Users typed a question and waited 30 seconds. The screen showed a spinner. Then the entire answer appeared all at once. This felt slow. My bounce rate went up by 50 percent.
I tried three different ways to fix this:
Plain Fetch I sent a POST request and waited for a full JSON response. The delay was too long. The connection often timed out before the AI finished.
Polling I sent a request and asked the server for updates every second. This hammered my server with too many requests. The experience still felt clunky.
WebSockets This allows two-way communication. But it is too complex for a simple widget. I had to manage connection states and handle complex reconnection logic.
I decided to use Server-Sent Events (SSE) instead.
SSE is a lightweight way to stream data. The server pushes text tokens to the client one by one. It uses a standard HTTP connection.
How I implemented it:
- I set the Content-Type to text/event-stream on my Express server.
- I used the Fetch API with response.body.getReader() on the frontend.
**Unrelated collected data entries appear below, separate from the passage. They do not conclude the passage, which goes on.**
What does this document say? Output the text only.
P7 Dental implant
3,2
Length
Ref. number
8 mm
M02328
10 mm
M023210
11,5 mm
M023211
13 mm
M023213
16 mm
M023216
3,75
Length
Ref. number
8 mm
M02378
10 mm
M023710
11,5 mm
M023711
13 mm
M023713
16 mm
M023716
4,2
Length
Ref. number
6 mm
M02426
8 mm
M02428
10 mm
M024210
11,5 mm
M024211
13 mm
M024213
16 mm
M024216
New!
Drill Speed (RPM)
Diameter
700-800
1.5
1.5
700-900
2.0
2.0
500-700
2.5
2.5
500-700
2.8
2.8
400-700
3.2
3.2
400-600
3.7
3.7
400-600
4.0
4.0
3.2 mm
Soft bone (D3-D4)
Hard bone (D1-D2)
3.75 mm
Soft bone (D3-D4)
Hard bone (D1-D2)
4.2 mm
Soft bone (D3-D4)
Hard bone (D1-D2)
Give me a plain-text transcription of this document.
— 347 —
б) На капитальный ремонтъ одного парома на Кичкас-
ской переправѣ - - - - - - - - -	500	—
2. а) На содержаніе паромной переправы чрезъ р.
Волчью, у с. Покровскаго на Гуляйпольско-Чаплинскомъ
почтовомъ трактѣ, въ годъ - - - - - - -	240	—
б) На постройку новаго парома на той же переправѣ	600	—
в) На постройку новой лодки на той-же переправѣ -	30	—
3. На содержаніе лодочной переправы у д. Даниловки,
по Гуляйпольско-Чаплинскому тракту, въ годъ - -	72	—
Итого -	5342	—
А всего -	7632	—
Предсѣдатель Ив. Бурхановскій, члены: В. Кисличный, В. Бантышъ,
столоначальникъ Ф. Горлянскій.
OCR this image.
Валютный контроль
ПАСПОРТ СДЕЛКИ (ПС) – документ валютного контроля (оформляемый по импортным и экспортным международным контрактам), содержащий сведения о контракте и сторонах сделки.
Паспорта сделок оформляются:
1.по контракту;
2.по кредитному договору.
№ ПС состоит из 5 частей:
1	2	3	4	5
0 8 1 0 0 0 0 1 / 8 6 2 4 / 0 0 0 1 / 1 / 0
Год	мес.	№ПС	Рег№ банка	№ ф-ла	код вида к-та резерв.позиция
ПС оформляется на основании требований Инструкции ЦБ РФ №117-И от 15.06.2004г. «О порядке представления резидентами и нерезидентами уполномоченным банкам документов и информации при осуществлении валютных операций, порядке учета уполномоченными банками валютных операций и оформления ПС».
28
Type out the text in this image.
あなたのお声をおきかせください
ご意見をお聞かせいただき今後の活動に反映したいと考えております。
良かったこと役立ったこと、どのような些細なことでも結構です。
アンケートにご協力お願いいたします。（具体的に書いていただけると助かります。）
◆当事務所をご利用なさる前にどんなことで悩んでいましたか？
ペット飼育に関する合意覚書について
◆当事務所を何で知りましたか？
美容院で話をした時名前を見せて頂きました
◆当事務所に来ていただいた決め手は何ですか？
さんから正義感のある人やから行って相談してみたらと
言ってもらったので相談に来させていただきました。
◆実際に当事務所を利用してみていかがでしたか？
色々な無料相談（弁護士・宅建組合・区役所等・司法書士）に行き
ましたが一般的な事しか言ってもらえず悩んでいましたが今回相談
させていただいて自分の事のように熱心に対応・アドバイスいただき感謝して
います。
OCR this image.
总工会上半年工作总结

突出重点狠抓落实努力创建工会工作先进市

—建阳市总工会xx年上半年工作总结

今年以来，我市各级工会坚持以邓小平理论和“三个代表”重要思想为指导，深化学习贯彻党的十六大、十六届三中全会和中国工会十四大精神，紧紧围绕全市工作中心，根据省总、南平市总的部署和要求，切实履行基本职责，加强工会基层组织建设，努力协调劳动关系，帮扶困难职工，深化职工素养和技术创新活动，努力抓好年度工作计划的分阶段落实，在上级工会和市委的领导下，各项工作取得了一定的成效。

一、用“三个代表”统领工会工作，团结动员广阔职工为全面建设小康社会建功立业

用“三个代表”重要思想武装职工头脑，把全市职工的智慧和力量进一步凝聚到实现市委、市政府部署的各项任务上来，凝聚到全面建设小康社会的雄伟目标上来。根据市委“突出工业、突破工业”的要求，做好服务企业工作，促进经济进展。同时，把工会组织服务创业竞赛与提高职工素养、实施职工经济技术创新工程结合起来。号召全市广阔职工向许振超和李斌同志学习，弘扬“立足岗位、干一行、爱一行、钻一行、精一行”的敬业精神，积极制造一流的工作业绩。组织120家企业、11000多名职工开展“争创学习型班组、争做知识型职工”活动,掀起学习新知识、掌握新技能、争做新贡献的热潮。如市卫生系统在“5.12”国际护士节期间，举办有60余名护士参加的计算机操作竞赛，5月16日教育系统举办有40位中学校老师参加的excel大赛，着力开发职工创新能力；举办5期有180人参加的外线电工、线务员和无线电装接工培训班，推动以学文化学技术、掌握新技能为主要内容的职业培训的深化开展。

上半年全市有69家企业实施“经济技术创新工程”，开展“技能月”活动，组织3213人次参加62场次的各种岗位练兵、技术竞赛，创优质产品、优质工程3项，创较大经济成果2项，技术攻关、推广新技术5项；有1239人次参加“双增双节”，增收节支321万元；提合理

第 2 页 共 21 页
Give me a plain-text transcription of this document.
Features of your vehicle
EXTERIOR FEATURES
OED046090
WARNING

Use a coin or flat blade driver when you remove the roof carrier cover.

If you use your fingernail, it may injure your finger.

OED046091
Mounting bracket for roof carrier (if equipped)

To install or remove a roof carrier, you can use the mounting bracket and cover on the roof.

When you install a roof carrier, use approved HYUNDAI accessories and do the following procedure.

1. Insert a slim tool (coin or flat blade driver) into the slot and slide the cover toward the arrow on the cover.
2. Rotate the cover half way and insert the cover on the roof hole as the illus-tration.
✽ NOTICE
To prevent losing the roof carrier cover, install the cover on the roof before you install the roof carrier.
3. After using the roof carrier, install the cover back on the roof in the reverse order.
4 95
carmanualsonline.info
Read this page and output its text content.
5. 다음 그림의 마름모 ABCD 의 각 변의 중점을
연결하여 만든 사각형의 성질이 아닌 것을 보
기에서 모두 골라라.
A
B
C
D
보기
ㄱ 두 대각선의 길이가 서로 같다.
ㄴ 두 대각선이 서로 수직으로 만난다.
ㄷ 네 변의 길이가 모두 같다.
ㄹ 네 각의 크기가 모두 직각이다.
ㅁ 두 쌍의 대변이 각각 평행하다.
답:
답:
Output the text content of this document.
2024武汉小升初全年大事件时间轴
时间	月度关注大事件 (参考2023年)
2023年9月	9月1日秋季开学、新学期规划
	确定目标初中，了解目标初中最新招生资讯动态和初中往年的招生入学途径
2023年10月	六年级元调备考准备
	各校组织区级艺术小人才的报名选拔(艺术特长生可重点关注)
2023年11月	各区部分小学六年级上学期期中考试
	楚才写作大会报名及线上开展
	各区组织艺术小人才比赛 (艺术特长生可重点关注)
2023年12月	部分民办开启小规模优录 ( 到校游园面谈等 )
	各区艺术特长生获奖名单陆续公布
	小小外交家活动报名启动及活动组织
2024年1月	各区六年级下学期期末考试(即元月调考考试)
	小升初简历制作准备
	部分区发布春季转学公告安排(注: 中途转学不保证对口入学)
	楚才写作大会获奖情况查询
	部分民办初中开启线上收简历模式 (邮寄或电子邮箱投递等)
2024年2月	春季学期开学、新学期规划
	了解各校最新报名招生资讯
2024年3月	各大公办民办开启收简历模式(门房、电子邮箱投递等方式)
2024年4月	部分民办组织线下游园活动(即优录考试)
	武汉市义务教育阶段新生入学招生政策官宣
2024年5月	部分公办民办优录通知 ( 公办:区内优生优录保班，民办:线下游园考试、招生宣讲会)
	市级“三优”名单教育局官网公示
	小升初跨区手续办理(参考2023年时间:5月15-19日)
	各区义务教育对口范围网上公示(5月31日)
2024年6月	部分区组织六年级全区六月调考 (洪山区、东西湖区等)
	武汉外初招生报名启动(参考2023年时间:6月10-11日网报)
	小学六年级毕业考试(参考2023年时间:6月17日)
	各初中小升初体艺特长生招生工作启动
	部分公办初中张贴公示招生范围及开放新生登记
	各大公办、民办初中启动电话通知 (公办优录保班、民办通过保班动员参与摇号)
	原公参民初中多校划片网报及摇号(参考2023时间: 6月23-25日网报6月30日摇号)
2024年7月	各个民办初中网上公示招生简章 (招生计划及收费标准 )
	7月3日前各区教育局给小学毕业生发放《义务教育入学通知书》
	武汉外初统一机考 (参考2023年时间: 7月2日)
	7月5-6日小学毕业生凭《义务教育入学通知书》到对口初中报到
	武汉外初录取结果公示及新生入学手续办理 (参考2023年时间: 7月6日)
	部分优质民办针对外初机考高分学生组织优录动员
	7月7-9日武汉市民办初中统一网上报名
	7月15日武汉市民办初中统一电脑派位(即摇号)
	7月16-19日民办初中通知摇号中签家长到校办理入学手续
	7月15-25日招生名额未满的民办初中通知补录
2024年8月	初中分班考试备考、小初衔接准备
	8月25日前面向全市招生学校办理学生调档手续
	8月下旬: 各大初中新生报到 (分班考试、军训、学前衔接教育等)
- This allowed me to read the stream as it arrives.
The result: The AI response now appears word by word. Users see a real-time typing effect. The waiting time feels much shorter.
Trade-offs to remember:
- One-way only: SSE only sends data from the server to the client.
- Browser support: Some older browsers need a polyfill.
- Reconnection: If you use the Fetch API instead of the EventSource API, you must write your own retry logic.
SSE is not a new technology. But it solved my problem without adding heavy complexity.
Do you use WebSockets or SSE for streaming data?